From: Jason McKesson <jmckesson_at_[hidden]>
Date: Wed, 9 Aug 2023 11:28:30 -0400
On Wed, Aug 9, 2023 at 11:06 AM Stefan Sichler via Std-Proposals
<std-proposals_at_[hidden]> wrote:
> Hi,
> I recently tried to add C++20 coroutine support to the I/O framework code of the company I'm working at and ran into very specific problems with the current implementation.
> There are also several oddities that literally instantly caught my eye, so I'd like to share my thoughts here:
> * Motivation
> - There is currently no way to implement a well-defined initialization of the promise_type from within the Coroutine's implementation body (and pass some parameters to the promise_type constructor).

You're not supposed to. The promise needs to exist *before* the
coroutine body. That means that meaningful initialization needs to
already have happened.

> - When looking through code, it is not directly obvious whether a function is a coroutine or not, because for deciding that, all of the function body has to be searched for a call to co_await, co_yield or co_return operators. This is very odd, because the compiler needs to add initialization code right at the very beginning of the function body anyway, if the function is a Coroutine.

While I can understand this to some degree, the compiler will notify
you really fast if you `return` from a coroutine or `co_await` in
something that already has a `return`. So it's unclear why a cursory
examination of a function needs to know if it is a coroutine or not.

Furthermore, the whole point of the coroutine system as designed is to
*not care* if a function is or is not a coroutine. All of that
machinery should be hidden, and the function body should look like
"normal code" as much as possible.

> - The return type of a Coroutine is forced to expose "promise_type" as part of the Coroutine signature, because it needs to be defined in its return type, but this should actually be an implementation detail of the Coroutine and thus should not be directly visible in the signature.
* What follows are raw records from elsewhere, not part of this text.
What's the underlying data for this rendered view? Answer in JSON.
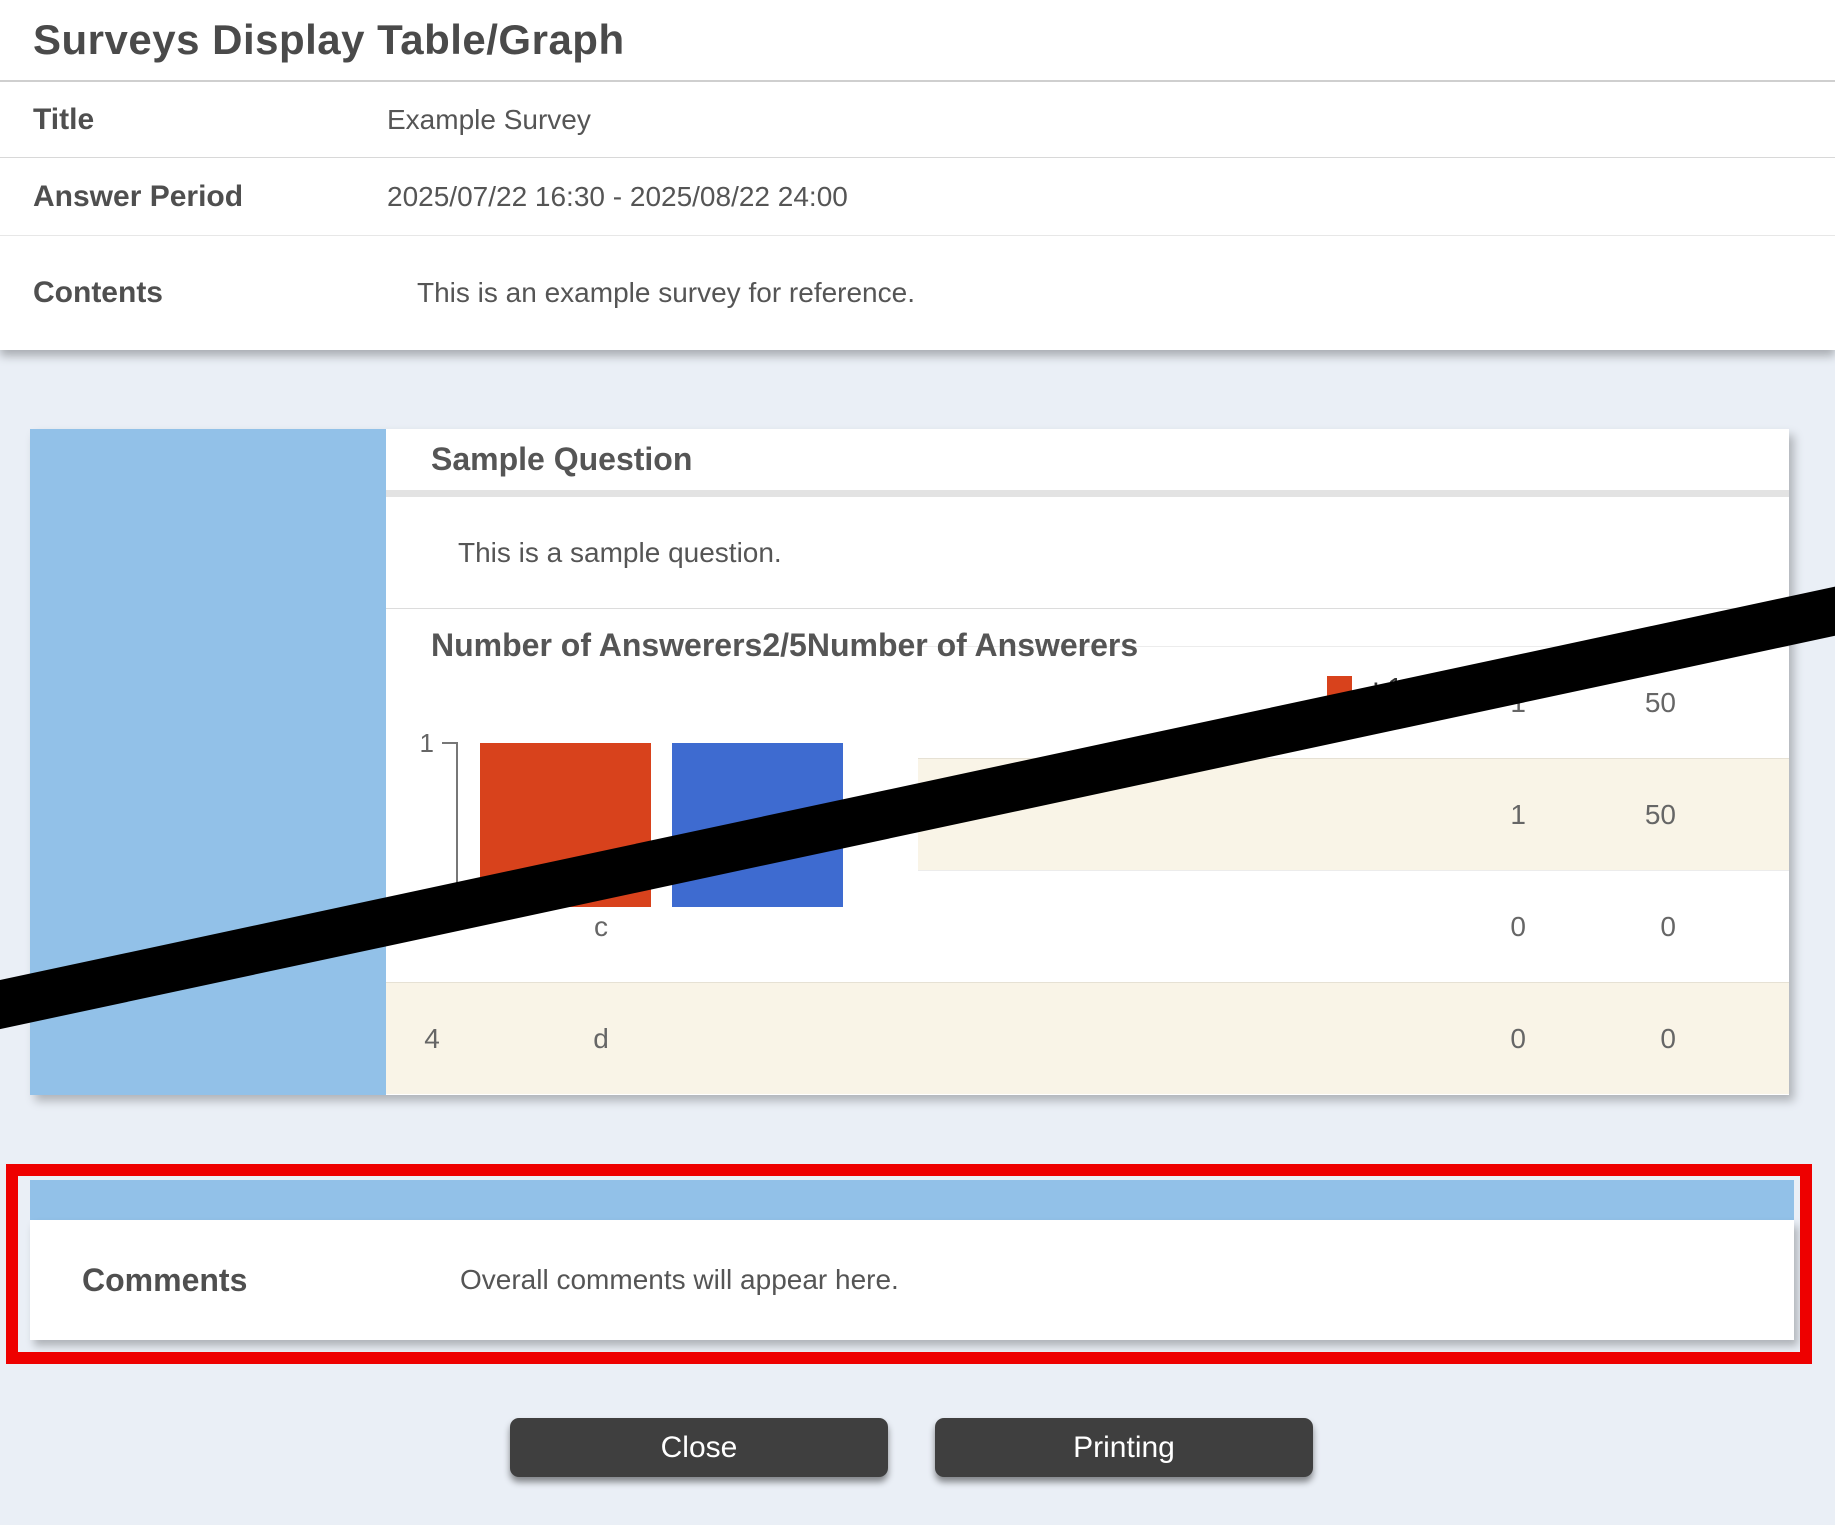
{
  "header": {
    "page_title": "Surveys Display Table/Graph"
  },
  "survey_info": {
    "title_label": "Title",
    "title_value": "Example Survey",
    "period_label": "Answer Period",
    "period_value": "2025/07/22 16:30 - 2025/08/22 24:00",
    "contents_label": "Contents",
    "contents_value": "This is an example survey for reference."
  },
  "question": {
    "name": "Sample Question",
    "description": "This is a sample question.",
    "stats_heading": "Number of Answerers2/5Number of Answerers",
    "answered_count": "2/5"
  },
  "chart_data": {
    "type": "bar",
    "title": "Number of Answerers",
    "y_ticks": [
      "1"
    ],
    "ylim": [
      0,
      1
    ],
    "series": [
      {
        "name": "",
        "color": "#d8421c",
        "value": 1
      },
      {
        "name": "",
        "color": "#3e6bd0",
        "value": 1
      }
    ],
    "legend_visible_text": ": 1",
    "note": "legend and axis base partially hidden by black redaction stripe"
  },
  "results_table": {
    "rows": [
      {
        "num": "",
        "label": "",
        "count": "1",
        "pct": "50"
      },
      {
        "num": "",
        "label": "",
        "count": "1",
        "pct": "50"
      },
      {
        "num": "",
        "label": "c",
        "count": "0",
        "pct": "0"
      },
      {
        "num": "4",
        "label": "d",
        "count": "0",
        "pct": "0"
      }
    ]
  },
  "comments": {
    "label": "Comments",
    "value": "Overall comments will appear here."
  },
  "buttons": {
    "close_label": "Close",
    "printing_label": "Printing"
  },
  "colors": {
    "page_background": "#eaeff6",
    "panel_blue": "#92c1e8",
    "bar_red": "#d8421c",
    "bar_blue": "#3e6bd0",
    "row_shaded": "#f9f4e7",
    "annotation_red": "#ee0000",
    "button_dark": "#3f3f3f",
    "redaction_black": "#000000"
  }
}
If you like, you can change how the coroutine's return type maps to
the promise type; the behavior you're citing is an overridable
default. However, I don't buy the notion that
`return_type::promise_type` being an accessible member of the return
type violates the notion of it being an implementation detail.

> - The promise_type cannot have a member field of type of the return type, because the promise_type needs to be declared inside the return type, so the type definition of the return type is incomplete at that point.

Why would the promise type need to have such a thing? If the two need
to intercommunicate, then they should do so via the return type having
a pointer/reference to the promise or a `coroutine_handle` or
something else. After all, the promise *creates* the return value
object; the promise has every opportunity to give it whatever it

> - The return object is created by promise_type::get_return_object() *before* the Coroutine implementation body had any chance of initializing the promise object by any means. (this was a major problem in my case that a had to work around in very ugly ways!)

Can you explain in detail why that was a problem? Try to post code
where you were doing this and having a problem. I'm getting the
impression that you were trying to implement coroutine machinery in a
way that clashes with its intended design.